Me and Orson Welles | Directed by Richard Linklater | Written by Holly Gent Palmo and Vincent Palmo Jr., based on the novel by Robert Kaplow | with Zac Efron, Christian McKay, Ben Chaplin, Eddie Marsan, Claire Danes, and Zoe Kazan | Cinemanx | 113 minutes |
With Orson Welles, it's all in the voice — which over the course of four decades could sell anything from a Martian invasion to Paul Masson wine. Now when Christian McKay first shows up in Richard Linklater's adaptation of Robert Kaplow's novel about the 21-year-old wunderkind's adaptation of Julius Caesar in 1938, he looks all wrong.

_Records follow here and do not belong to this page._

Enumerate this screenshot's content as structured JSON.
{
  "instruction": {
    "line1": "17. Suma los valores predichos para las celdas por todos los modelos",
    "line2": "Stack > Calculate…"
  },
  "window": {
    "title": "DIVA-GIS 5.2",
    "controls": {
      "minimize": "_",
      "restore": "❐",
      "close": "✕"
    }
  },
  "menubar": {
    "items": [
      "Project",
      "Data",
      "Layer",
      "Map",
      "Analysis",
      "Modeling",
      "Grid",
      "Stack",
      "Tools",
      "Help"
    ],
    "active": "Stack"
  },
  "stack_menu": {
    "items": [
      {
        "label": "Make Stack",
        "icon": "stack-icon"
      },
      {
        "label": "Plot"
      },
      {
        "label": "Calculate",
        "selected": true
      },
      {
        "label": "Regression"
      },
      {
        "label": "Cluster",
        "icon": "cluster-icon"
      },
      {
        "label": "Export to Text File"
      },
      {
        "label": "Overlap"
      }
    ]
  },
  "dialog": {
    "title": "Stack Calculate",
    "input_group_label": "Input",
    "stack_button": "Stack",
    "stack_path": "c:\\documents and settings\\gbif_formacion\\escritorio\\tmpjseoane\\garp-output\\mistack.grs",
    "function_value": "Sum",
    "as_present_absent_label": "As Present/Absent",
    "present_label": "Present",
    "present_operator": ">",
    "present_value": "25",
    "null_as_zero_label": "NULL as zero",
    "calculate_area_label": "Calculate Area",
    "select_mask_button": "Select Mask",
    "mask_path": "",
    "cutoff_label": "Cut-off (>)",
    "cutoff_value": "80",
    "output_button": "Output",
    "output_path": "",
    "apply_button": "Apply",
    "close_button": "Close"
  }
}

Too old, too thin-lipped, too British — he resembles Oscar Wilde more than Orson Welles. Once he starts talking, though, he evokes the great auteur's spell, and the film emerges from a workmanlike backstage drama and an engaging coming-of-age story into an exhilarating and ambivalent celebration of genius.Too bad, then, that we see McKay's Welles only indirectly, from the point of view of 17-year-old Richard Samuels (Zac Efron), a cocky, somewhat callow high-school student with ambitions that mirror Welles's own. Bored with his English-lit class, Richard takes his act to the street — which turns out to be right outside the new Mercury Theatre in Manhattan. Playing his own drumroll, Richard wins the favor of the great Welles, who probably recognizes in him a fellow humbug.

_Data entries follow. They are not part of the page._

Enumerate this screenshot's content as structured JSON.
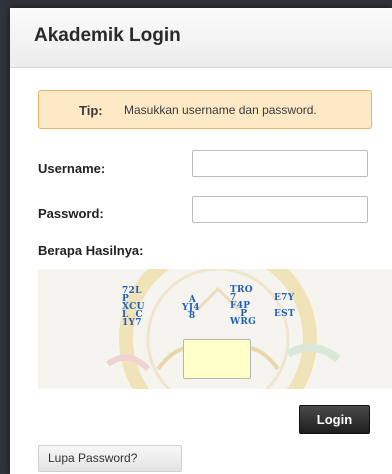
{
  "dialog": {
    "title": "Akademik Login"
  },
  "tip": {
    "label": "Tip:",
    "text": "Masukkan username dan password."
  },
  "form": {
    "username_label": "Username:",
    "username_value": "",
    "password_label": "Password:",
    "password_value": "",
    "captcha_label": "Berapa Hasilnya:",
    "captcha_answer": ""
  },
  "captcha": {
    "columns": [
      "72L\nP\nXCU\nL  C\n1Y7",
      "  A\nYJ4\n  8",
      "TRO\n7\nF4P\n   P\nWRG",
      "E7Y\n\nEST"
    ],
    "text_color": "#1f5fb8"
  },
  "buttons": {
    "login_label": "Login",
    "forgot_label": "Lupa Password?"
  },
  "colors": {
    "tip_background": "#fde9c6",
    "tip_border": "#e8b36a",
    "login_button": "#2a2a2a",
    "captcha_input_background": "#ffffc8"
  }
}
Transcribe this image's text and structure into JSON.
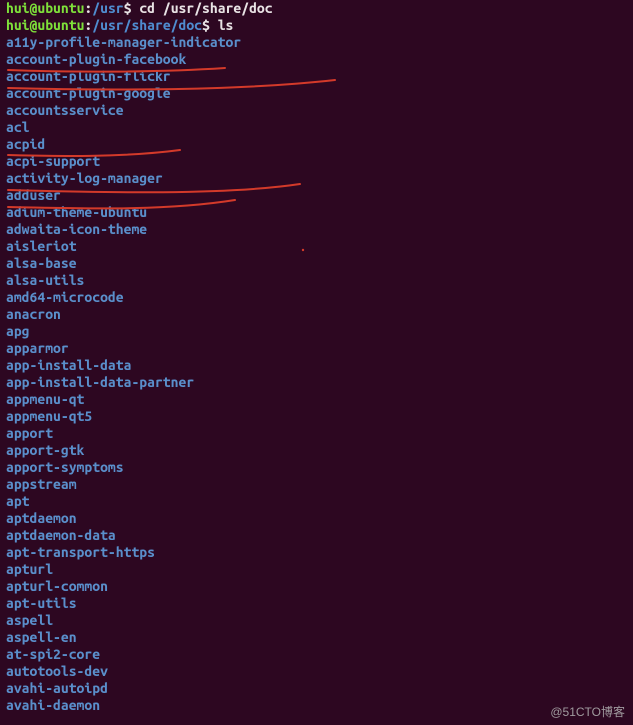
{
  "prompt1": {
    "user": "hui",
    "host": "ubuntu",
    "path": "/usr",
    "symbol": "$",
    "command": "cd /usr/share/doc"
  },
  "prompt2": {
    "user": "hui",
    "host": "ubuntu",
    "path": "/usr/share/doc",
    "symbol": "$",
    "command": "ls"
  },
  "entries": [
    "a11y-profile-manager-indicator",
    "account-plugin-facebook",
    "account-plugin-flickr",
    "account-plugin-google",
    "accountsservice",
    "acl",
    "acpid",
    "acpi-support",
    "activity-log-manager",
    "adduser",
    "adium-theme-ubuntu",
    "adwaita-icon-theme",
    "aisleriot",
    "alsa-base",
    "alsa-utils",
    "amd64-microcode",
    "anacron",
    "apg",
    "apparmor",
    "app-install-data",
    "app-install-data-partner",
    "appmenu-qt",
    "appmenu-qt5",
    "apport",
    "apport-gtk",
    "apport-symptoms",
    "appstream",
    "apt",
    "aptdaemon",
    "aptdaemon-data",
    "apt-transport-https",
    "apturl",
    "apturl-common",
    "apt-utils",
    "aspell",
    "aspell-en",
    "at-spi2-core",
    "autotools-dev",
    "avahi-autoipd",
    "avahi-daemon"
  ],
  "watermark": "@51CTO博客",
  "colors": {
    "background": "#2d0721",
    "user_host": "#7ee03a",
    "path_dir": "#5a8fcb",
    "text": "#e8e2e4",
    "annotation": "#d33a2a"
  }
}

Julius Caesar is, of course, the tragedy of a hero murdered for overweening ambition, and Richard wins a spot not quite as a spear carrier but as Lucius, the dewy-faced manservant to Welles's Brutus. In a key scene (or so Welles pontificates), Lucius humanizes Brutus by charming him with a ballad backed by a lute (actually a tricked-up ukulele). Humanizing Welles off stage, though, proves another matter.
As usual, a woman is involved. It's not Gretta (Zoe Kazan, Elia's granddaughter), the dreamy New Yorker short-story aspirant who likes to recite Keats's "Ode to a Grecian Urn" while gazing at an actual Grecian urn. She seems the more suitable match for Richard, but instead he's drawn to the older Sonja (Claire Danes), Welles's secretary, who's adept at coldly turning her looks, her wit, and her resourcefulness to her own purposes. The direction in which this is heading seems obvious, but Linklater keeps it unpredictable.

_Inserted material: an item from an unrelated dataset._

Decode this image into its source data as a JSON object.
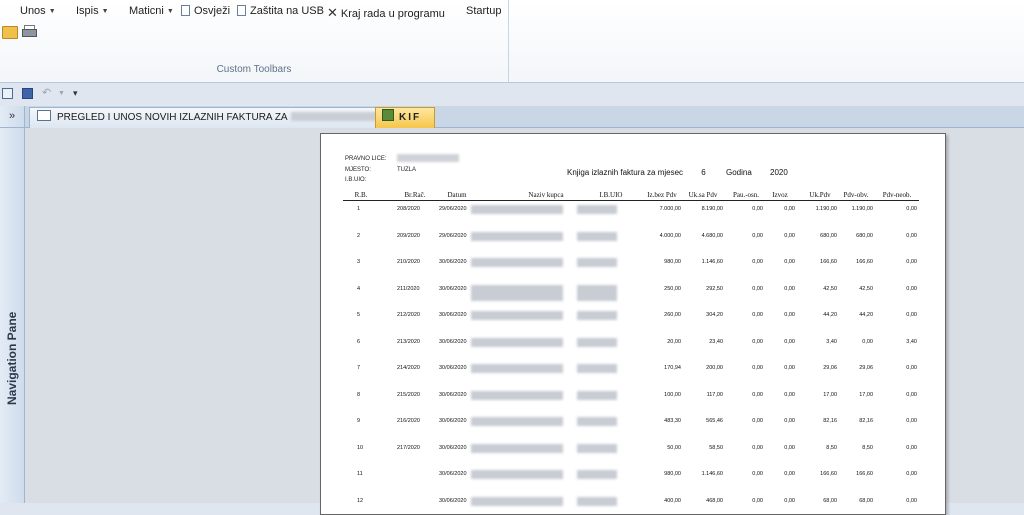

Linklater seldom makes the same type of film twice, but he's better at some than others. This period piece excels his previous effort in the genre, The Newton Boys — probably because putting on a play is more Linklater's style than robbing a bank. The detail of the '30s Manhattan setting may be perfunctory, but in this he mirrors Welles's own production, whose schematic set design, with its expressionistic lighting and rough-hewn props, evoked a nightmare world of contemporary totalitarianism. Also like Welles, Linklater nurtures the brilliant work of his supporting cast and crew (Ben Chaplin as George Coulouris and Eddie Marsan as John Houseman in particular).